Healthy and fluffy pancakes filled with tons of almond butter goodness. The cherry compote adds just the right amount of sweetness with no added sugar (yesssss). A breakfast (or brunch, or lunch, or breakfast for dinner) you can feel super good about. A recipe from the Top 10 Foods for Runners series! Check out the nut (almond) butter post here!

Almond butter pancakes

Prep Time 10 minutes
Cook Time 30 minutes
Total Time 40 minutes
Servings 6 pancakes (give or take)

Ingredients

For the cherry compote

  • 2 cups fresh/frozen cherries (pits removed)
  • 1.5 tbsp lemon juice

For the pancakes

  • 1 cup whole wheat flour
  • 1/2 tsp baking soda
  • 1/2 tsp salt
  • 2 tbsp honey
  • 1 egg
  • 1/3 cup almond butter
  • 1 1/4 cup milk (I used almond milk)
  • 1 tbsp coconut oil, plus more for cooking

Instructions

For the cherry compote

  1. In a medium saucepan, combine cherries and lemon juice over medium heat. As the juices start to run, use a spatula or spoon to mash up cherries. Continue to cook, stirring often, until reduced by half, about 20 minutes. 

For the pancakes

  1. Mix together flour, baking soda, and salt in a small bowl. 

  2. In a medium bowl, beat together egg, honey, almond butter, milk, and 1 tablespoon oil.
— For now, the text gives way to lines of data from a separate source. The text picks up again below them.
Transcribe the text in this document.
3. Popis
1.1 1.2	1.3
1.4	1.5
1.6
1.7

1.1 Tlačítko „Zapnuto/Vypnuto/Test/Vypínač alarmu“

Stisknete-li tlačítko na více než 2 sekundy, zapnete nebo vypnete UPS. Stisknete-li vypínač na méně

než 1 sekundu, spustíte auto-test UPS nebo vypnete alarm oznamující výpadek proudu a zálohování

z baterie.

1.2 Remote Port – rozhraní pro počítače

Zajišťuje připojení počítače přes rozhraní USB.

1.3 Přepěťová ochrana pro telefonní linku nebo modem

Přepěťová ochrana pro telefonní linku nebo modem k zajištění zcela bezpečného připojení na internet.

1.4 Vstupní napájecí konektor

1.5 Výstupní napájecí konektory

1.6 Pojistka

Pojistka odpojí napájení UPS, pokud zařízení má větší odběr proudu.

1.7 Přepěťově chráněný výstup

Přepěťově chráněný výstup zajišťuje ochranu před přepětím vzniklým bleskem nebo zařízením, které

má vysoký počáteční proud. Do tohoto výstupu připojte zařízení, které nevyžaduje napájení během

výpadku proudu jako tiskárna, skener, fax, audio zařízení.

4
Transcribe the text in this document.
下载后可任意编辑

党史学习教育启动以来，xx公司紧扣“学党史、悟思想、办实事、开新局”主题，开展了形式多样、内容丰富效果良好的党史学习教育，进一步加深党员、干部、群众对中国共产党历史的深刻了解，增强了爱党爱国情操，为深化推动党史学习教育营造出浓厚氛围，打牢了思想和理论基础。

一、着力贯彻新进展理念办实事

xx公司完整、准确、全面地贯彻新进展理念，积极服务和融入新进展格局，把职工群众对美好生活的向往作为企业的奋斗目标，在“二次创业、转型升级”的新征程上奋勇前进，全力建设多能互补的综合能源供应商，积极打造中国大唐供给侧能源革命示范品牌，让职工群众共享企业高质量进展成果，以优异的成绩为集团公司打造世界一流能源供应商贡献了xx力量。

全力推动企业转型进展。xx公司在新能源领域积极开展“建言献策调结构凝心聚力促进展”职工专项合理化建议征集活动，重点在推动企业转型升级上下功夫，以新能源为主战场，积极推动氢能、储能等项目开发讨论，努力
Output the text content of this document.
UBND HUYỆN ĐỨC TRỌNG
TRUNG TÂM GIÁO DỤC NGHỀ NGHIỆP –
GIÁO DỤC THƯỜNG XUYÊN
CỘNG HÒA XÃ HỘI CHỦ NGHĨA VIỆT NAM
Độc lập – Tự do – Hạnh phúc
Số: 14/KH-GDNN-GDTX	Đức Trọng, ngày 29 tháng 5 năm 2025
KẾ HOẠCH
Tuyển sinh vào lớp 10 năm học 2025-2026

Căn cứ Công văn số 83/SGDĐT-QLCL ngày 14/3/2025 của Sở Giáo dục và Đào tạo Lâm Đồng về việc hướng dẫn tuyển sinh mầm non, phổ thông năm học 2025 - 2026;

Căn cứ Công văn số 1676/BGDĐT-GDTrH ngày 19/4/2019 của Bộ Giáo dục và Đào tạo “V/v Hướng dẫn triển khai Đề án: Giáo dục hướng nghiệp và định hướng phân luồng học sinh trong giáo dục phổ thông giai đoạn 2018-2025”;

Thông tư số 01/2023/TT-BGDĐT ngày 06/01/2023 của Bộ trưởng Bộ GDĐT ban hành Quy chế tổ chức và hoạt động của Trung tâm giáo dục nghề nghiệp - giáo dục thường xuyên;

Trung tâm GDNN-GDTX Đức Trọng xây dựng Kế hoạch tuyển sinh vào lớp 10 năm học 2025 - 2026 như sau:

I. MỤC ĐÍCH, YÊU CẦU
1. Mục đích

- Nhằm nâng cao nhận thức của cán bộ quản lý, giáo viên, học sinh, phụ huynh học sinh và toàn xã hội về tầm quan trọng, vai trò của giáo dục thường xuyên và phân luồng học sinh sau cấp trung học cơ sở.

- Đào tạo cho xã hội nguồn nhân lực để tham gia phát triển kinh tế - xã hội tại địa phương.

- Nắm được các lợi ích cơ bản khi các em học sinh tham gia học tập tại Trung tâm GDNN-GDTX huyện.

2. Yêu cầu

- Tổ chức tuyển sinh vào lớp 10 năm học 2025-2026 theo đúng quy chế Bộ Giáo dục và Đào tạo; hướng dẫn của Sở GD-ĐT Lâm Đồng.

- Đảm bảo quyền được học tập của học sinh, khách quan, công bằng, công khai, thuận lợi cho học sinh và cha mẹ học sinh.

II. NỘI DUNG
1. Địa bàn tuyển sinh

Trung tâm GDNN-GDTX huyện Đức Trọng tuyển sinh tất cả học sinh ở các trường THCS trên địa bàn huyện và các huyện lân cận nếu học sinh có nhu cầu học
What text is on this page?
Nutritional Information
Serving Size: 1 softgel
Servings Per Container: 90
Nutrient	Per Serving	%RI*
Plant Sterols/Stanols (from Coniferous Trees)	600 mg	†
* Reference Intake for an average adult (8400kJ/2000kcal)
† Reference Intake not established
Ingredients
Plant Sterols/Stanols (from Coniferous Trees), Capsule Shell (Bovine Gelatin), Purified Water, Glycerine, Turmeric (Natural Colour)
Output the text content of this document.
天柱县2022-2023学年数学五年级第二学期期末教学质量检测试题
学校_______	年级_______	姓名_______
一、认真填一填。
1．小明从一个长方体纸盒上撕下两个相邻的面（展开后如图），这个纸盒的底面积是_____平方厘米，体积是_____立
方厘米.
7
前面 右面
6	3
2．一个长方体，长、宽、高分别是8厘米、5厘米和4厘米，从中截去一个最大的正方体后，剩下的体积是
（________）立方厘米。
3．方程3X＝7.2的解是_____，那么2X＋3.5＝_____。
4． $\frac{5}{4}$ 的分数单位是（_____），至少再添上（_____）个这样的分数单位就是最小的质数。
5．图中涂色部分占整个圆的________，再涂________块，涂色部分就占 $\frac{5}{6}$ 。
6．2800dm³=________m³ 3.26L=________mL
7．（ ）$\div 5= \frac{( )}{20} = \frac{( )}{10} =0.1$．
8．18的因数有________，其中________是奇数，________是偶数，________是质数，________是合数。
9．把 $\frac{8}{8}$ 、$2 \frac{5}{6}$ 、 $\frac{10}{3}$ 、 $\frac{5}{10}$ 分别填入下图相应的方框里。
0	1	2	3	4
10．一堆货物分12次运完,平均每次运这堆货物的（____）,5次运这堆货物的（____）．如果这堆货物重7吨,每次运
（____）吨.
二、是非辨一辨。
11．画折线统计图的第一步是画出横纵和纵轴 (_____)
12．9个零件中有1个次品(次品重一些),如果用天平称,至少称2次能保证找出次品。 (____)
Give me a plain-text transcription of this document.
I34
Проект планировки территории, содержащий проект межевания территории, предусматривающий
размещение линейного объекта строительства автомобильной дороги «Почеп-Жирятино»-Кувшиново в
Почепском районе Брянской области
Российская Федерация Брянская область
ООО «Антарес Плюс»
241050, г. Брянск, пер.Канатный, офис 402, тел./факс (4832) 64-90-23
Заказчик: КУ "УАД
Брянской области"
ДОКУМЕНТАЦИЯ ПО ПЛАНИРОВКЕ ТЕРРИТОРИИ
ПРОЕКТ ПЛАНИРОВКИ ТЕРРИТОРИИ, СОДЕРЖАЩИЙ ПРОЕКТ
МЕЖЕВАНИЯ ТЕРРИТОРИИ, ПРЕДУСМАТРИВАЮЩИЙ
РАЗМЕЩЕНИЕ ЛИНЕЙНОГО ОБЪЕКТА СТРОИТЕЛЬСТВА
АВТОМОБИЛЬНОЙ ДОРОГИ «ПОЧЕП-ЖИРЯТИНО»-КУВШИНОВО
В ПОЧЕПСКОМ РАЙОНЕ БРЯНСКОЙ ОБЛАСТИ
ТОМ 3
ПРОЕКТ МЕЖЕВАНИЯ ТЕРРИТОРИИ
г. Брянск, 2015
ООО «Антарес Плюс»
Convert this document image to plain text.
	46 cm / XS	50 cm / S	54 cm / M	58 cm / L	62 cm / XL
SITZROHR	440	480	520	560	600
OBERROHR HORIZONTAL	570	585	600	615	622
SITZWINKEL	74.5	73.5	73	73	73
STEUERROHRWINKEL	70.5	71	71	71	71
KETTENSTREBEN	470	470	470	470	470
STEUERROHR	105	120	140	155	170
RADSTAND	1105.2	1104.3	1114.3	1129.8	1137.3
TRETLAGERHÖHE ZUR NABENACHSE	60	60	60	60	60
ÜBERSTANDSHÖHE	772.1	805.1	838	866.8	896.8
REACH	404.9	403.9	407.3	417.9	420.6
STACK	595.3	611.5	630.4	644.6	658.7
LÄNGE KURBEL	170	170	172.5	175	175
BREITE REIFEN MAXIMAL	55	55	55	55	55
Add in dry ingredients and whisk until combined. 

  3. Heat coconut oil in a large skillet over a low heat. Use a 1/3 measuring cup to scoop pancake batter onto skillet. Cook on one side until the edges look done and the batter starts to bubble. Flip and cook a few additional minutes. Repeat until all pancake batter is gone. 

  4. Top with cherry compote and eat while warm.